Escolhemos iniciar o texto com esse trecho retirado do capítulo “Desmistificação da maternidade: o verdadeiro desafio de ser mãe”, do livro #MeuAmigoSecreto, do Coletivo Não Me Kahlo, lançado no ano passado pelas Edições de Janeiro. Ao longo do capítulo, as autoras expõe diversas reflexões acerca da construção da maternidade ao longo da história, citando, inclusive, as amas, que eram as verdadeiras responsáveis pela nutrição e pela criação das crianças de famílias abastadas em uma época onde praticamente não existiam os conceitos de infância e de maternidade. Com o boom da obra O Conto da Aia, por conta da adaptação seriada, atualmente no ar no serviço de streaming Hulu, foi impossível não pensar incansavelmente no assunto.

No livro, Margaret Atwood consegue reunir, em uma mesma narrativa, dois conceitos que são, tecnicamente, inseparáveis: a maternidade e a fertilidade. Ambas são discutidas em meio a um futuro distante, não muito distante do nosso, em que os Estados Unidos, após um golpe, se tornaram a província de Gilead e as mulheres perderam todos os seus direitos. Elas são controladas por homens, são propriedades deles, objetos sem quaisquer direitos sobre a própria liberdade ou destino.

o conto da aia

Nesse contexto, mulheres são vistas como meras reprodutoras e com finalidade específica: procriar e assegurar a continuidade da espécie. Despida de todos os seus direitos conquistados a duras penas, as mulheres de O Conto da Aia não possuem outra opção que não seja utilizar a fertilidade como moeda de troca em um mundo que as despreza por todo o resto. As não férteis são consideradas não-mulheres e enviadas para as Colônias, onde realizam serviços pesadíssimos em péssimas condições, expostas à radiação, vindo a morrer em uma média de três anos. Mulheres fora da idade reprodutiva, por sua vez, tornam-se tutoras das moças mais jovens que virão a ser as aias, treinando-as para o melhor cumprimento de suas funções.

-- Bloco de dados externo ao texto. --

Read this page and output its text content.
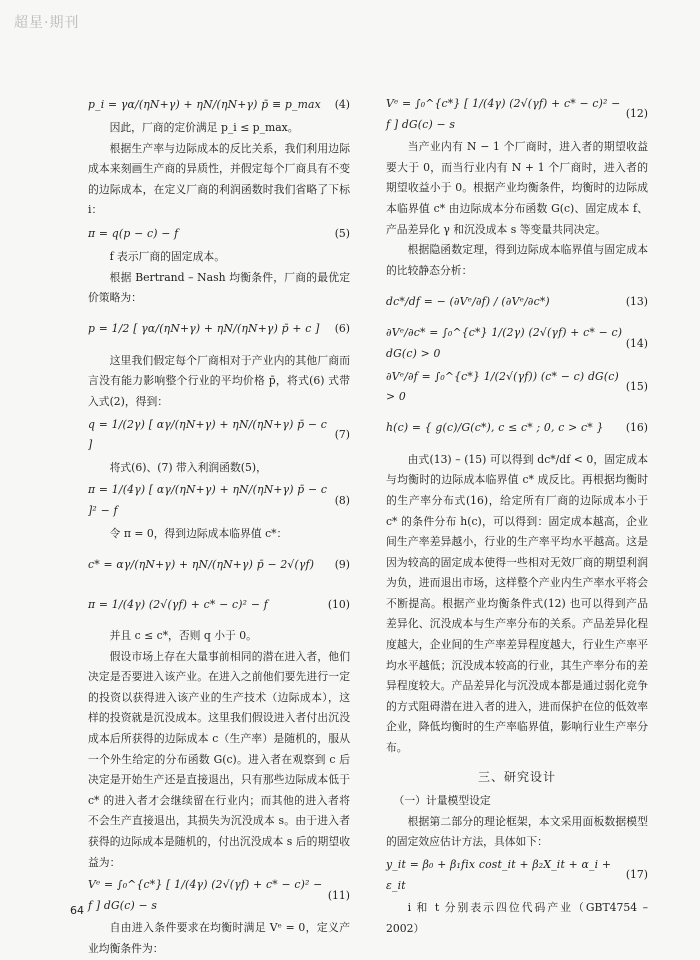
超星·期刊
p_i = γα/(ηN+γ) + ηN/(ηN+γ) p̄ ≡ p_max (4)

因此，厂商的定价满足 p_i ≤ p_max。

根据生产率与边际成本的反比关系，我们利用边际成本来刻画生产商的异质性，并假定每个厂商具有不变的边际成本，在定义厂商的利润函数时我们省略了下标 i：

π = q(p − c) − f	(5)

f 表示厂商的固定成本。

根据 Bertrand – Nash 均衡条件，厂商的最优定价策略为：

p = 1/2 [ γα/(ηN+γ) + ηN/(ηN+γ) p̄ + c ] (6)

这里我们假定每个厂商相对于产业内的其他厂商而言没有能力影响整个行业的平均价格 p̄，将式(6) 式带入式(2)，得到：

q = 1/(2γ) [ αγ/(ηN+γ) + ηN/(ηN+γ) p̄ − c ]
(7)

将式(6)、(7) 带入利润函数(5)，

π = 1/(4γ) [ αγ/(ηN+γ) + ηN/(ηN+γ) p̄ − c ]² − f
(8)

令 π = 0，得到边际成本临界值 c*：

c* = αγ/(ηN+γ) + ηN/(ηN+γ) p̄ − 2√(γf) (9)
π = 1/(4γ) (2√(γf) + c* − c)² − f	(10)

并且 c ≤ c*，否则 q 小于 0。

假设市场上存在大量事前相同的潜在进入者，他们决定是否要进入该产业。在进入之前他们要先进行一定的投资以获得进入该产业的生产技术（边际成本），这样的投资就是沉没成本。这里我们假设进入者付出沉没成本后所获得的边际成本 c（生产率）是随机的，服从一个外生给定的分布函数 G(c)。进入者在观察到 c 后决定是开始生产还是直接退出，只有那些边际成本低于 c* 的进入者才会继续留在行业内；而其他的进入者将不会生产直接退出，其损失为沉没成本 s。由于进入者获得的边际成本是随机的，付出沉没成本 s 后的期望收益为：

Vᵉ = ∫₀^{c*} [ 1/(4γ) (2√(γf) + c* − c)² − f ] dG(c) − s
(11)

自由进入条件要求在均衡时满足 Vᵉ = 0，定义产业均衡条件为：

Vᵉ = ∫₀^{c*} [ 1/(4γ) (2√(γf) + c* − c)² − f ] dG(c) − s
(12)

当产业内有 N − 1 个厂商时，进入者的期望收益要大于 0，而当行业内有 N + 1 个厂商时，进入者的期望收益小于 0。根据产业均衡条件，均衡时的边际成本临界值 c* 由边际成本分布函数 G(c)、固定成本 f、产品差异化 γ 和沉没成本 s 等变量共同决定。

根据隐函数定理，得到边际成本临界值与固定成本的比较静态分析：

dc*/df = − (∂Vᵉ/∂f) / (∂Vᵉ/∂c*)	(13)
∂Vᵉ/∂c* = ∫₀^{c*} 1/(2γ) (2√(γf) + c* − c) dG(c) > 0
(14)
∂Vᵉ/∂f = ∫₀^{c*} 1/(2√(γf)) (c* − c) dG(c) > 0
(15)
h(c) = { g(c)/G(c*), c ≤ c* ; 0, c > c* } (16)

由式(13) – (15) 可以得到 dc*/df < 0，固定成本与均衡时的边际成本临界值 c* 成反比。再根据均衡时的生产率分布式(16)，给定所有厂商的边际成本小于 c* 的条件分布 h(c)，可以得到：固定成本越高，企业间生产率差异越小，行业的生产率平均水平越高。这是因为较高的固定成本使得一些相对无效厂商的期望利润为负，进而退出市场，这样整个产业内生产率水平将会不断提高。根据产业均衡条件式(12) 也可以得到产品差异化、沉没成本与生产率分布的关系。产品差异化程度越大，企业间的生产率差异程度越大，行业生产率平均水平越低；沉没成本较高的行业，其生产率分布的差异程度较大。产品差异化与沉没成本都是通过弱化竞争的方式阻碍潜在进入者的进入，进而保护在位的低效率企业，降低均衡时的生产率临界值，影响行业生产率分布。

三、研究设计

（一）计量模型设定

根据第二部分的理论框架，本文采用面板数据模型的固定效应估计方法，具体如下：

y_it = β₀ + β₁fix cost_it + β₂X_it + α_i + ε_it
(17)

i 和 t 分别表示四位代码产业（GBT4754 – 2002）

64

Fizemos esse resumo do livro para dar uma contextualizada. O texto não é sobre ele, mas sobre as reflexões que ele nos trouxe e que são totalmente cabíveis nessa semana das mães em que a proposta é, justamente, discutir a maternidade. Pensando em tudo o que foi exposto, perguntamos de novo: o que é maternidade?

Na sociedade contemporânea, ela pode ser um juízo de valor — como, aliás, quase tudo que está relacionado às mulheres. Uma mulher casada sobe pontos na escala da sociedade. Uma mulher que tem filhos sobe um tanto mais. Um filho no colo para ser o ápice do sucesso, um troféu a ser celebrado. Em Gilead as coisas funcionam exatamente da mesma forma, mas em circunstâncias muito adversas. A fertilidade virou moeda de troca, mas as aias não tem status por isso: elas só precisam dar luz a uma criança para um casal de pessoas privilegiadas que a criará. Elas são apenas o útero ou, como é dito no livro, o receptáculo. O bebê que dão à luz é entre à esposa de um comandante (título que se refere, na obra, ao mais alto escalão do governo) de alta patente, e a aia não tem sequer a possibilidade de se sentir mãe. Não é permiti que a aia crie um laço com o filho e, assim que se recupera do parto, ela é movida para a próxima família de grande status para repetir o mesmo ciclo. As aias que tiveram filhos antes da extinção dos Estados Unidos permanecem apenas com a lembrança deles, visto que, com a ascensão de Gilead, mães, filhos e famílias inteiras foram separadas pelo governo.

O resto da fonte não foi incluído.